Electrical computers and digital processing systems: processing – Processing control – Branching
Reexamination Certificate
2001-02-16
2002-05-28
Pan, Daniel H. (Department: 2183)
Electrical computers and digital processing systems: processing
Processing control
Branching
C712S239000, C712S245000, C711S220000, C711S213000
Reexamination Certificate
active
06397326
ABSTRACT:
BACKGROUND OF THE INVENTION
1. Field of the Invention
The present invention relates generally to microprocessors, and more particularly to a circuit and method for preloading a prediction circuitry within the microprocessor.
2. Description of the Relevant Art
Microprocessor based computer systems have become prevalent in today's society. The increasing use of computer systems in large part is related to advances in semiconductor chip technology, which technology is increasing circuit densities so that microprocessors can be implemented on one or a very small number of semiconductor chips. Additionally, speeds within microprocessors are increasing with the use of scalar computation with superscalar technology being the next logical step in the evolution of microprocessor. The term superscalar describes an implementation that improves performance by a concurrent execution of scalar instructions. Scalar instructions are the type of instruction typically found in general purpose microprocessors. Using today's semiconductor processing technology, a single microprocessor chip can incorporate high performance techniques that were once applicable only to large scale scientific processors.
Microprocessors run application programs. An application program comprises a group of instructions. In running application programs, microprocessors receive and execute instructions in some sequence. There are several steps generally performed by the microprocessor in executing a single instruction, including: fetching the instruction, decoding the instruction, assembling the operands required by the instruction, performing the operations specified by the instructions, and writing the results of the instruction to storage. These steps are controlled by a periodic clock signal. The period of the clock signal is the processor cycle time.
The time taken by a microprocessor to complete a program is determined by at least three factors: the number of instructions required to execute the program, the average number of processor cycles required to execute an instruction, and the processor cycle time. Microprocessor performance is improved by reducing the time taken by the microprocessor to complete the program, which dictates reducing one or more of these three factors.

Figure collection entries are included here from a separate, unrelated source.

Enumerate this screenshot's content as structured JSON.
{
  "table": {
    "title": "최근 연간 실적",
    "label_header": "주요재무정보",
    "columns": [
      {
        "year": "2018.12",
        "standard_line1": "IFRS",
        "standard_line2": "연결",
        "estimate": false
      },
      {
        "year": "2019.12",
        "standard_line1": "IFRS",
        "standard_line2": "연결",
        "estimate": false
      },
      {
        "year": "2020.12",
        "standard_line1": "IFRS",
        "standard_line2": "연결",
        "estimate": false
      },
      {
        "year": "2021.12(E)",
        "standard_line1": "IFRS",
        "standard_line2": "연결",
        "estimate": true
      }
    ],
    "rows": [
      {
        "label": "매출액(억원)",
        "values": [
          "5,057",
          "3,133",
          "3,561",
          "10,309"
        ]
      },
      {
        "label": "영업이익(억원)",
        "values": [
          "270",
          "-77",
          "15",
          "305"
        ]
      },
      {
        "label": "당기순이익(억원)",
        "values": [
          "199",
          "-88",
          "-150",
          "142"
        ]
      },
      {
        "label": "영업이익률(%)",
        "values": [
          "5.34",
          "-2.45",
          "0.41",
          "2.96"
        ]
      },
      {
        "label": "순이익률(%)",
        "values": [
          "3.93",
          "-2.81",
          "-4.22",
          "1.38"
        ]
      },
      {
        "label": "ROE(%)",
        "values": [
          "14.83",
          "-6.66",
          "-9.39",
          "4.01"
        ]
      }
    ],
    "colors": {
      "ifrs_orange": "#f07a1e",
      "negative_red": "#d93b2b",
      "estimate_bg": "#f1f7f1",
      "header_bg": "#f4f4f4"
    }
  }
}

One way to improve the performance of microprocessors is by overlapping the steps of different instructions, using a technique called pipelining. In pipelining, the various steps of instruction execution described above are performed by independent units called pipelined stages. Pipelining reduces the average number of cycles to execute an instruction, though not the total amount of time required to execute an instruction, by overlapping instructions and thus permitting the processor to handle more than one instruction at a time. Pipelining reduces the average number of cycles per instruction by as much as a factor of three. However, when executing a conditional branch instruction, the pipeline may sometimes stall until the result (resolution) of the conditional branch operation is known and the correct next instruction is fetched for execution. This stall is known as branch delay penalty and is a limiting factor in the speed enhancing effects of pipelining.
A typical pipelined scalar microprocessor executes one instruction per processor cycle. A superscalar microprocessor further reduces the average number of cycles per instruction beyond what is possible in a pipelined scalar processor, by concurrent execution of several instructions in different pipelines. While superscalar processors are simple in theory, there is more to achieving increased performance than simply increasing the number of pipelines. Increasing the number of pipelines makes it possible to execute more than one instruction per cycle, but there is no guarantee that any given sequence instructions can take advantage of the capability. Instructions are not always independent of one another, but are often dependent. Instruction dependencies can be either data dependent or control dependent. A control dependency occurs when a control decision, such as for example, a conditional branch decision must be made before subsequent instructions can be executed.
Branch prediction mechanisms are often employed in superscalar microprocessor to predict the outcome of a conditional branch before its resolution. Once a branch prediction is made the microprocessor pursues the likely execution path prior to decode and subsequent execution of the conditional branch instruction. At any point within the path of instruction execution, if the microprocessor determines that a prior prediction was incorrect, the microprocessor backs up in the instruction stream and proceeds down the correct path. There is a penalty from employing branch prediction mechanisms within a microprocessor. The penalty relates to wasted time associated with instructions completed after the conditional branch is predicted but before the branch outcome is actually determined. These completed instructions are discarded after a branch misprediction, and the time the microprocessor spent executing them is wasted.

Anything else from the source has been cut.